Pearl kept her eyes fixed on Sam, one hand clenched into a tight fist at her side. “You told me it would be all right Sam, but you lied, didn’t you?”

“No, I didn’t,” Sam said. His focus was completely on Pearl. “It was all right. You’ve had a good life.”

“That night, he threatened to take Roma, trying to scare me,” Pearl said. “He twisted her arm, she was crying and I…I told him I’d do whatever he wanted.” Her voice gained strength. “I made his favorite meal—liver and onions—when it was ready he said it tasted like an old boot, and he went out looking for beer because Idris wouldn’t sell any to him anymore.”

Roma had come up behind Sam and she stood there, arms wrapped tightly around her body again, one hand pressed against her mouth.

“I grabbed Roma and I ran,” Pearl continued. “I knew Anna would help us so that’s where I went. You were there. You said it was over, Sam. But it isn’t.”

She seemed to be aware of only Sam, towering over her, his mouth pulled into a thin, tight line.

He swallowed and gave her a smile of sorts. “It’s been
over for a long time, Pearl.” He reached toward her and then abruptly pulled his hand back.

“Turquoise bucket seats,” Roma said then, to no one in particular.

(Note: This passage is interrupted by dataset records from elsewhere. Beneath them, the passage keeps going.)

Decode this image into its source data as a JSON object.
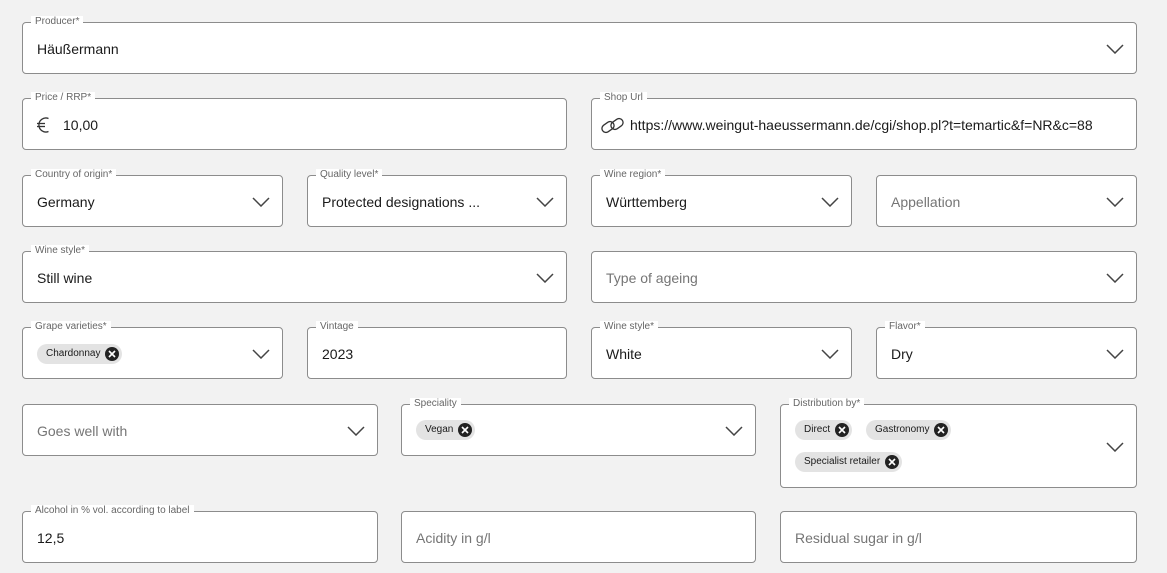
{
  "producer": {
    "label": "Producer*",
    "value": "Häußermann"
  },
  "price": {
    "label": "Price / RRP*",
    "currency_icon": "euro-icon",
    "value": "10,00"
  },
  "shop_url": {
    "label": "Shop Url",
    "link_icon": "link-icon",
    "value": "https://www.weingut-haeussermann.de/cgi/shop.pl?t=temartic&f=NR&c=88"
  },
  "country": {
    "label": "Country of origin*",
    "value": "Germany"
  },
  "quality_level": {
    "label": "Quality level*",
    "value": "Protected designations ..."
  },
  "wine_region": {
    "label": "Wine region*",
    "value": "Württemberg"
  },
  "appellation": {
    "placeholder": "Appellation"
  },
  "wine_style_1": {
    "label": "Wine style*",
    "value": "Still wine"
  },
  "type_of_ageing": {
    "placeholder": "Type of ageing"
  },
  "grape_varieties": {
    "label": "Grape varieties*",
    "chips": [
      "Chardonnay"
    ]
  },
  "vintage": {
    "label": "Vintage",
    "value": "2023"
  },
  "wine_style_2": {
    "label": "Wine style*",
    "value": "White"
  },
  "flavor": {
    "label": "Flavor*",
    "value": "Dry"
  },
  "goes_well_with": {
    "placeholder": "Goes well with"
  },
  "speciality": {
    "label": "Speciality",
    "chips": [
      "Vegan"
    ]
  },
  "distribution_by": {
    "label": "Distribution by*",
    "chips": [
      "Direct",
      "Gastronomy",
      "Specialist retailer"
    ]
  },
  "alcohol": {
    "label": "Alcohol in % vol. according to label",
    "value": "12,5"
  },
  "acidity": {
    "placeholder": "Acidity in g/l"
  },
  "residual_sugar": {
    "placeholder": "Residual sugar in g/l"
  },
  "colors": {
    "border": "#8c8c8c",
    "chip_bg": "#e3e3e3",
    "chip_close": "#222222",
    "page_bg": "#f2f2f2"
  }
}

We all looked at her. She was shaking. I pulled off my sweater and put it around her shoulders. She looked at me. “The car had turquoise bucket seats. I was in the driver’s seat turning the steering wheel, driving the car. I remember. Then my dad came and he sat me on his lap and I was still driving the car. He smelled like cinnamon gum.”

Her hands were clenched into tight, knotted fists. She took a couple of steps closer to Sam. “It was you. You let me sit on your lap and drive. It wasn’t Tom. It was you.”

32
 

S
am acted like Roma hadn’t even spoken. All of his attention was concentrated on Pearl.

“Just leave this all be, and trust me,” he said. “You didn’t kill Tom. You couldn’t.” His body language didn’t give anything away but I could hear an edge of desperation in his voice.

“You helped Anna, didn’t you, Sam?” I asked.

His gaze flicked in my direction.

“I don’t know why,” I went on. “Maybe your father hurt your mother. Maybe you stumbled onto what Anna and the other women were doing and it made you feel good to help. Really it doesn’t matter why you were helping. You were doing it.”